A quest can be defined as a long or arduous (great labor or effort) search for something; while politicians, advocates and lobbyist spend much time, money and effort in their quest to win us over to a particular candidate or issue, it is also a quest for the voters to bring the election to a close after enduring so many campaign promises and criticism lead by all parties to sway voters in a certain direction; alas, in about five more days, the quest will be over for all in this 2014 mid-term general election. “A quest for leadership and direction in America”.
In St. Lucie County, according to the Supervisor of Elections for St. Lucie, there are 182,866 total registered voters; as of today’s date Oct. 30th a total of 38,399 registered voters have cast their ballots for their choice of those to run the government of the people on the local, state and federal levels. Votes cast to date by mail are 25,658; early voting participation at 12,730 and provisional ballots at 11.

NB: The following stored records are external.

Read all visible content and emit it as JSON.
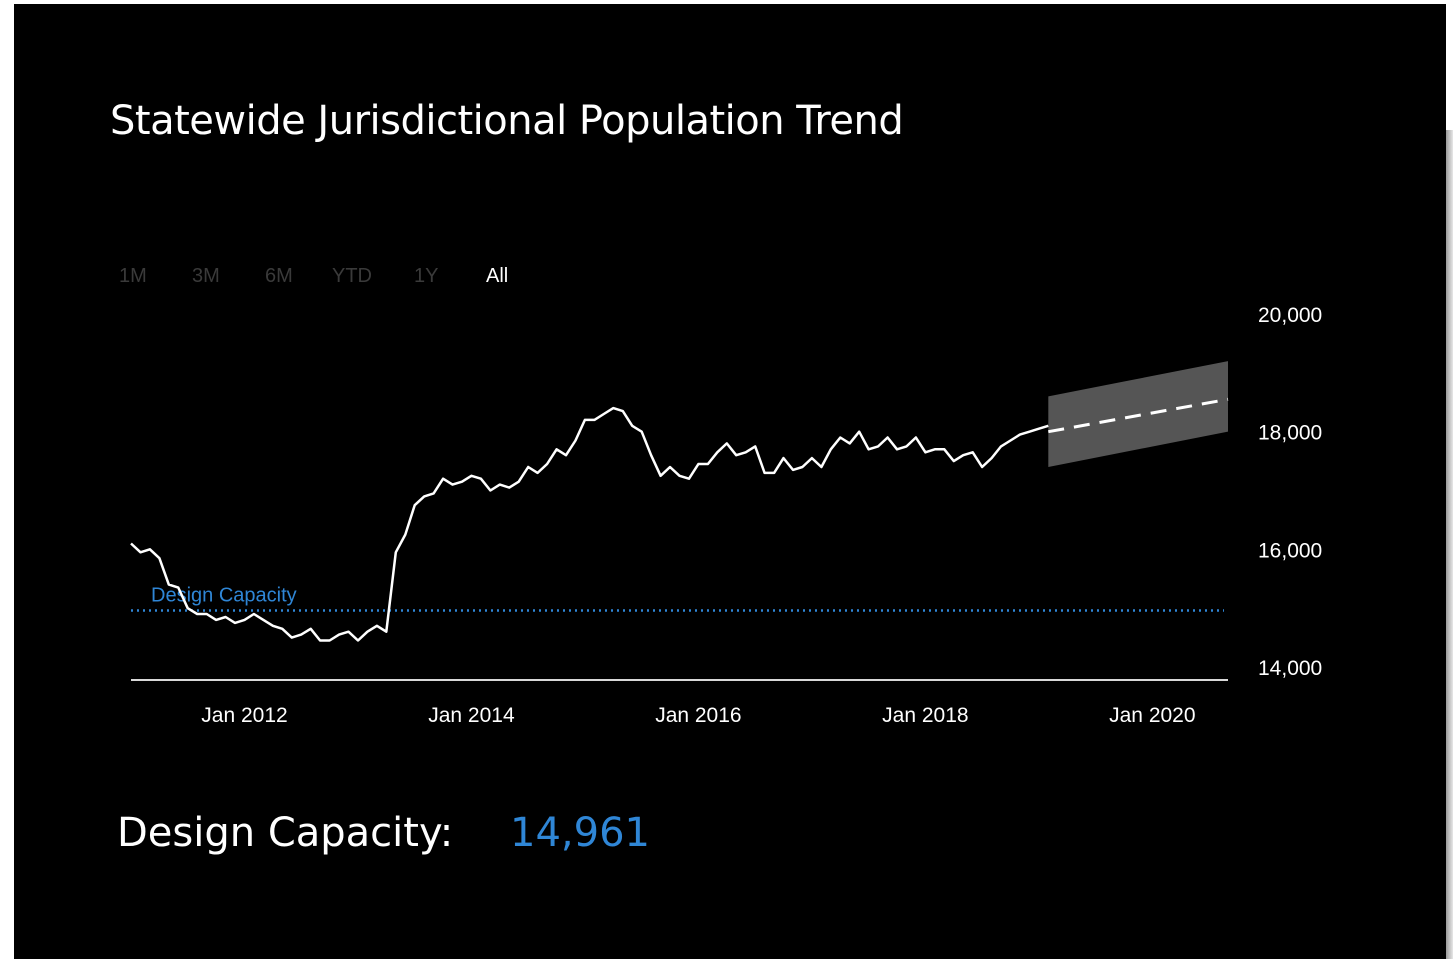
{
  "title": "Statewide Jurisdictional Population Trend",
  "range_buttons": [
    {
      "label": "1M",
      "active": false
    },
    {
      "label": "3M",
      "active": false
    },
    {
      "label": "6M",
      "active": false
    },
    {
      "label": "YTD",
      "active": false
    },
    {
      "label": "1Y",
      "active": false
    },
    {
      "label": "All",
      "active": true
    }
  ],
  "summary": {
    "label": "Design Capacity:",
    "value": "14,961"
  },
  "colors": {
    "background": "#000000",
    "line": "#ffffff",
    "forecast_band": "#555555",
    "design_capacity": "#2f86d6",
    "inactive_button": "#3a3a3a"
  },
  "chart_data": {
    "type": "line",
    "title": "Statewide Jurisdictional Population Trend",
    "x_tick_labels": [
      "Jan 2012",
      "Jan 2014",
      "Jan 2016",
      "Jan 2018",
      "Jan 2020"
    ],
    "x_tick_dates": [
      "2012-01",
      "2014-01",
      "2016-01",
      "2018-01",
      "2020-01"
    ],
    "xlim": [
      "2011-01",
      "2020-09"
    ],
    "y_ticks": [
      14000,
      16000,
      18000,
      20000
    ],
    "y_tick_labels": [
      "14,000",
      "16,000",
      "18,000",
      "20,000"
    ],
    "ylim": [
      14000,
      20000
    ],
    "y_axis_side": "right",
    "grid": false,
    "series": [
      {
        "style": "solid",
        "x": [
          "2011-01",
          "2011-02",
          "2011-03",
          "2011-04",
          "2011-05",
          "2011-06",
          "2011-07",
          "2011-08",
          "2011-09",
          "2011-10",
          "2011-11",
          "2011-12",
          "2012-01",
          "2012-02",
          "2012-03",
          "2012-04",
          "2012-05",
          "2012-06",
          "2012-07",
          "2012-08",
          "2012-09",
          "2012-10",
          "2012-11",
          "2012-12",
          "2013-01",
          "2013-02",
          "2013-03",
          "2013-04",
          "2013-05",
          "2013-06",
          "2013-07",
          "2013-08",
          "2013-09",
          "2013-10",
          "2013-11",
          "2013-12",
          "2014-01",
          "2014-02",
          "2014-03",
          "2014-04",
          "2014-05",
          "2014-06",
          "2014-07",
          "2014-08",
          "2014-09",
          "2014-10",
          "2014-11",
          "2014-12",
          "2015-01",
          "2015-02",
          "2015-03",
          "2015-04",
          "2015-05",
          "2015-06",
          "2015-07",
          "2015-08",
          "2015-09",
          "2015-10",
          "2015-11",
          "2015-12",
          "2016-01",
          "2016-02",
          "2016-03",
          "2016-04",
          "2016-05",
          "2016-06",
          "2016-07",
          "2016-08",
          "2016-09",
          "2016-10",
          "2016-11",
          "2016-12",
          "2017-01",
          "2017-02",
          "2017-03",
          "2017-04",
          "2017-05",
          "2017-06",
          "2017-07",
          "2017-08",
          "2017-09",
          "2017-10",
          "2017-11",
          "2017-12",
          "2018-01",
          "2018-02",
          "2018-03",
          "2018-04",
          "2018-05",
          "2018-06",
          "2018-07",
          "2018-08",
          "2018-09",
          "2018-10",
          "2018-11",
          "2018-12",
          "2019-01",
          "2019-02"
        ],
        "y": [
          16100,
          15950,
          16000,
          15850,
          15400,
          15350,
          15000,
          14900,
          14900,
          14800,
          14850,
          14750,
          14800,
          14900,
          14800,
          14700,
          14650,
          14500,
          14550,
          14650,
          14450,
          14450,
          14550,
          14600,
          14450,
          14600,
          14700,
          14600,
          15950,
          16250,
          16750,
          16900,
          16950,
          17200,
          17100,
          17150,
          17250,
          17200,
          17000,
          17100,
          17050,
          17150,
          17400,
          17300,
          17450,
          17700,
          17600,
          17850,
          18200,
          18200,
          18300,
          18400,
          18350,
          18100,
          18000,
          17600,
          17250,
          17400,
          17250,
          17200,
          17450,
          17450,
          17650,
          17800,
          17600,
          17650,
          17750,
          17300,
          17300,
          17550,
          17350,
          17400,
          17550,
          17400,
          17700,
          17900,
          17800,
          18000,
          17700,
          17750,
          17900,
          17700,
          17750,
          17900,
          17650,
          17700,
          17700,
          17500,
          17600,
          17650,
          17400,
          17550,
          17750,
          17850,
          17950,
          18000,
          18050,
          18100
        ]
      },
      {
        "style": "dashed",
        "x": [
          "2019-02",
          "2020-09"
        ],
        "y": [
          18000,
          18550
        ]
      }
    ],
    "band": {
      "x": [
        "2019-02",
        "2020-09"
      ],
      "upper": [
        18600,
        19200
      ],
      "lower": [
        17400,
        18000
      ]
    },
    "reference_line": {
      "label": "Design Capacity",
      "y": 14961,
      "style": "dotted"
    }
  }
}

Election day on this coming Tuesday, Nov. 4th should give a big surge in the voter participation for St. Lucie County as many citizens prefer to exercise their right and privilege to vote in person, being very symbolic of the oppression endured in ascertaining, obtaining, and maintaining this freedom to vote for who and what you choose in America to represent the will of the people without any hindrances or obstructions.
Mid-terms are historically known for poor voter turnout but let’s hope the 2014 mid-term general election will exceed expectations!
FYI: What is a Provisional Ballot (According to Florida Statutes)?
A voter who claims to be properly registered in the state and eligible to vote at the precinct but whose eligibility cannot be determined, or a voter whom an election official asserts is not eligible shall be allowed to vote a provisional ballot. A first-time voter, who registered by mail and has not previously provided the required identification to the Supervisor of Elections Office, will be asked to vote a provisional ballot.
If your eligibility to vote cannot be determined, you will be allowed to vote a provisional ballot but residence address must be within the precinct in which you vote. A person casting a provisional ballot may present written evidence supporting his or her eligibility to vote to the Supervisor of Elections by no later than 5:00 p.m. on the second day following an election. At the time of voting, all provisional ballot voters are to be given a written notice of rights including whether or not he or she has to present further evidence of eligibility and how to find out if his or her provisional ballot was counted, and if not the reason(s) why.
If you voted a provisional ballot solely because you did not bring photo and signature identification to the polls, you do not have to present further evidence of eligibility. The local canvassing board will simply compare your signature on the provisional ballot certificate with your signature on the voter registration record. If the signatures match, your provisional ballot will count.
Rule 1S-2.037 (1), Florida Administrative Code, and section 101.048 (5), F. S.